Standard Sanitary Manufacturing Company, 1929
You might just say “This is a brown sink.” Obviously you’re not a 1920s copywriter besotted with the romance of porcelain bathroom appliances.
From Standard Sanitary Manufacturing Company comes this astonishing 1929 guide to bathroom design. Fifty-six gorgeously lithographed oversized pages on high quality laid paper, each chapter depicting bathrooms that a Hollywood set decorator might dream up for a wicked Pre-Code flapper. This particular example, practically the size of my living room, features art deco side tables, Mediterranean and Moorish accents, a bathtub sunk into the floor (!), and steps leading UP and out to a rooftop view.
But no 1929 movie could capture the impressionistic, vivid colors the artist has painted, and few scriptwriters would match the breathless history the copywriter has given to the brown sink, bath, and “Pemberton Lavatory” (that’s toilet to you and me). Mind you, “Saint-Porchaire Brown” is not entirely a copywriter’s fever dream, but a basically true history altho’ embellished in the details. Other feverish colors included T’ang Red, Orchid of Vincennes, Claire De Lune Blue, Ivoire de Medici, Rose du Barry, and Ionian Black. You should click on the page scans and read the purple prose – excuse me, Royal Copenhagen Blue.

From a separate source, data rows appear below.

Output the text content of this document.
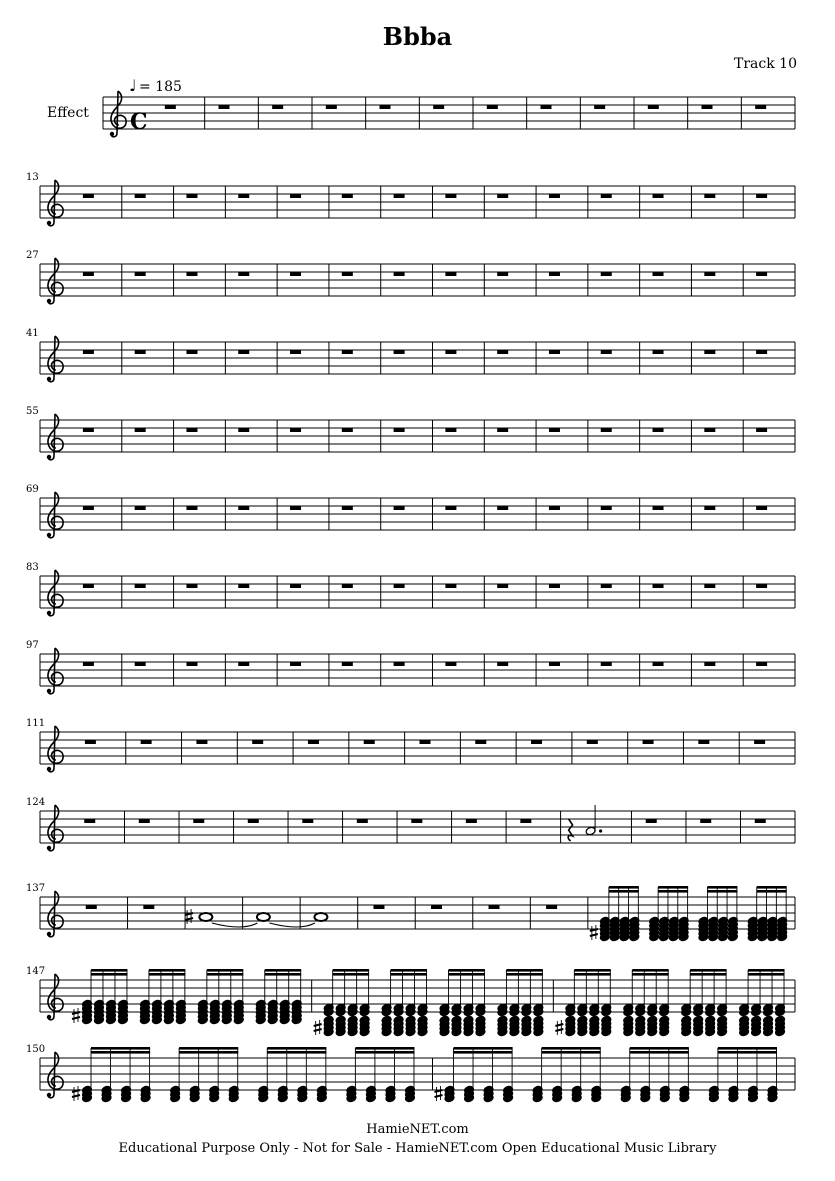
Bbba
Track 10
C
Effect
= 185
♩
13
27
41
55
69
83
97
111
124
137
147
150
HamieNET.com
Educational Purpose Only - Not for Sale - HamieNET.com Open Educational Music Library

I’d take a bathroom like this even today, much less in 1929. But just a few months after this was printed, the stock market crashed (October 1929), putting an end to most people’s aspirations to such luxury.
Standard survives as a company today, selling nearly 300 varieties of toilets…and you know what? they come in White, Bone, or Linen. In other words, any color you want – as long as it’s white. Something’s been lost.